OS2EXPORT APIRET16 OS2API16 DosMyFunction(USHORT arg) OS2APIINFO(12);

...which is a mouthful, sure, but a perl script will parse that and generate all the real macro salsa, like this stuff. So now the 16-bit app calls into a real 32-bit ELF library that converts as appropriate and calls into 32-bit C code, hiding all the magic (and mess) from me; I just write C code with a linear address space for any function and don't care about the memory politics.

This and a script to tell me the libraries and symbols that a given .exe uses made it pretty quick to start filling in the missing bits.

Right now, this is juuuuust enough code to run a Watcom C-compiled program that wants to use printf() and read its command line/environment, like this guy. It can't run Microsoft C 5.1 yet, as neozeed's blog post attempted. It also won't work with 16-bit DLLs yet, since I don't have it calling into the DLL init entry point, but that work is easy enough now.
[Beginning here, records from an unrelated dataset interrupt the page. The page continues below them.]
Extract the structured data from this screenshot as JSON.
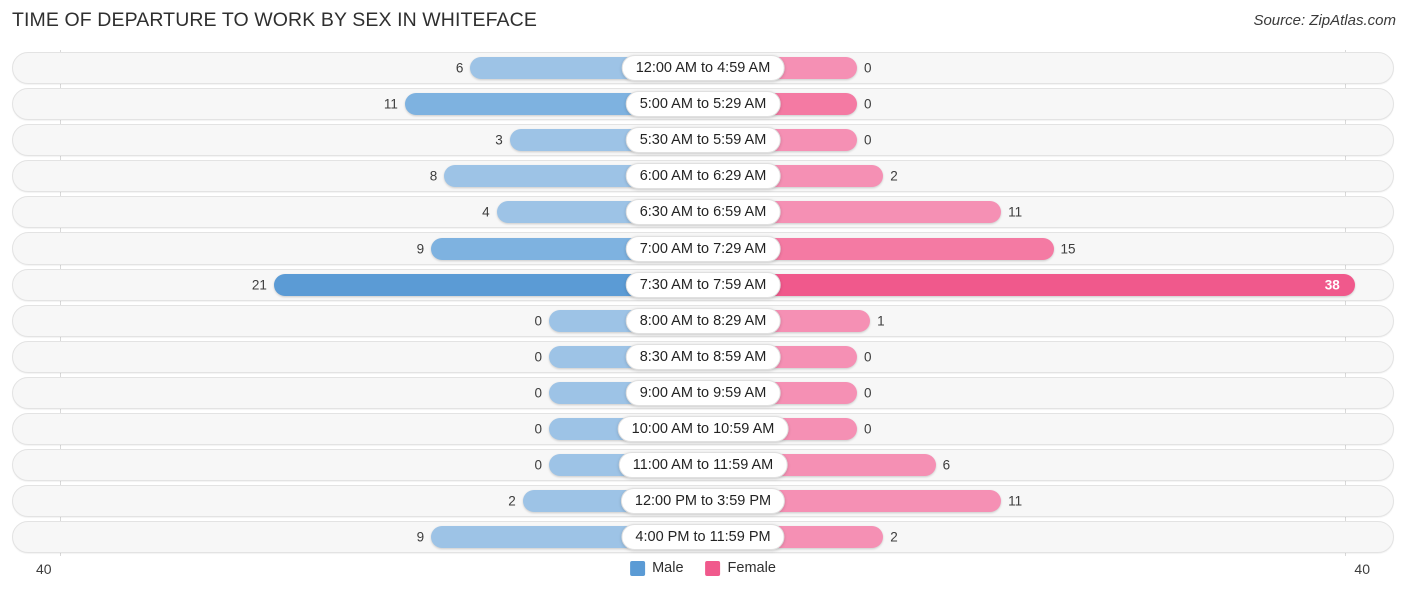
{
  "header": {
    "title": "TIME OF DEPARTURE TO WORK BY SEX IN WHITEFACE",
    "source": "Source: ZipAtlas.com"
  },
  "legend": {
    "items": [
      {
        "label": "Male",
        "color": "#5b9bd5"
      },
      {
        "label": "Female",
        "color": "#f0598c"
      }
    ]
  },
  "axis": {
    "left_tick": "40",
    "right_tick": "40"
  },
  "chart_data": {
    "type": "bar",
    "title": "TIME OF DEPARTURE TO WORK BY SEX IN WHITEFACE",
    "orientation": "horizontal-diverging",
    "xlabel": "",
    "ylabel": "",
    "xlim": [
      40,
      40
    ],
    "grid": false,
    "legend_position": "bottom-center",
    "categories": [
      "12:00 AM to 4:59 AM",
      "5:00 AM to 5:29 AM",
      "5:30 AM to 5:59 AM",
      "6:00 AM to 6:29 AM",
      "6:30 AM to 6:59 AM",
      "7:00 AM to 7:29 AM",
      "7:30 AM to 7:59 AM",
      "8:00 AM to 8:29 AM",
      "8:30 AM to 8:59 AM",
      "9:00 AM to 9:59 AM",
      "10:00 AM to 10:59 AM",
      "11:00 AM to 11:59 AM",
      "12:00 PM to 3:59 PM",
      "4:00 PM to 11:59 PM"
    ],
    "series": [
      {
        "name": "Male",
        "color": "#5b9bd5",
        "values": [
          6,
          11,
          3,
          8,
          4,
          9,
          21,
          0,
          0,
          0,
          0,
          0,
          2,
          9
        ]
      },
      {
        "name": "Female",
        "color": "#f0598c",
        "values": [
          0,
          0,
          0,
          2,
          11,
          15,
          38,
          1,
          0,
          0,
          0,
          6,
          11,
          2
        ]
      }
    ]
  },
  "rows": [
    {
      "category": "12:00 AM to 4:59 AM",
      "male": "6",
      "female": "0",
      "emphasis": "none"
    },
    {
      "category": "5:00 AM to 5:29 AM",
      "male": "11",
      "female": "0",
      "emphasis": "strong"
    },
    {
      "category": "5:30 AM to 5:59 AM",
      "male": "3",
      "female": "0",
      "emphasis": "none"
    },
    {
      "category": "6:00 AM to 6:29 AM",
      "male": "8",
      "female": "2",
      "emphasis": "none"
    },
    {
      "category": "6:30 AM to 6:59 AM",
      "male": "4",
      "female": "11",
      "emphasis": "none"
    },
    {
      "category": "7:00 AM to 7:29 AM",
      "male": "9",
      "female": "15",
      "emphasis": "strong"
    },
    {
      "category": "7:30 AM to 7:59 AM",
      "male": "21",
      "female": "38",
      "emphasis": "accent"
    },
    {
      "category": "8:00 AM to 8:29 AM",
      "male": "0",
      "female": "1",
      "emphasis": "none"
    },
    {
      "category": "8:30 AM to 8:59 AM",
      "male": "0",
      "female": "0",
      "emphasis": "none"
    },
    {
      "category": "9:00 AM to 9:59 AM",
      "male": "0",
      "female": "0",
      "emphasis": "none"
    },
    {
      "category": "10:00 AM to 10:59 AM",
      "male": "0",
      "female": "0",
      "emphasis": "none"
    },
    {
      "category": "11:00 AM to 11:59 AM",
      "male": "0",
      "female": "6",
      "emphasis": "none"
    },
    {
      "category": "12:00 PM to 3:59 PM",
      "male": "2",
      "female": "11",
      "emphasis": "none"
    },
    {
      "category": "4:00 PM to 11:59 PM",
      "male": "9",
      "female": "2",
      "emphasis": "none"
    }
  ]
}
I'm getting pretty good at diagnosing problems from disassembled binaries from the 1980's with a debugger that barely limps through this stuff and a lot of psychic debugging. This feels like a marketable skill but almost certainly isn't. Like before, this is a good stopping point on the project for now. Back to porting games to Linux!  :)

(The NE loader is in this commit in the increasingly-incorrectly-named lx_loader.c. The next few commits improve it and start filling in 16-bit APIs. More to come at some later time.)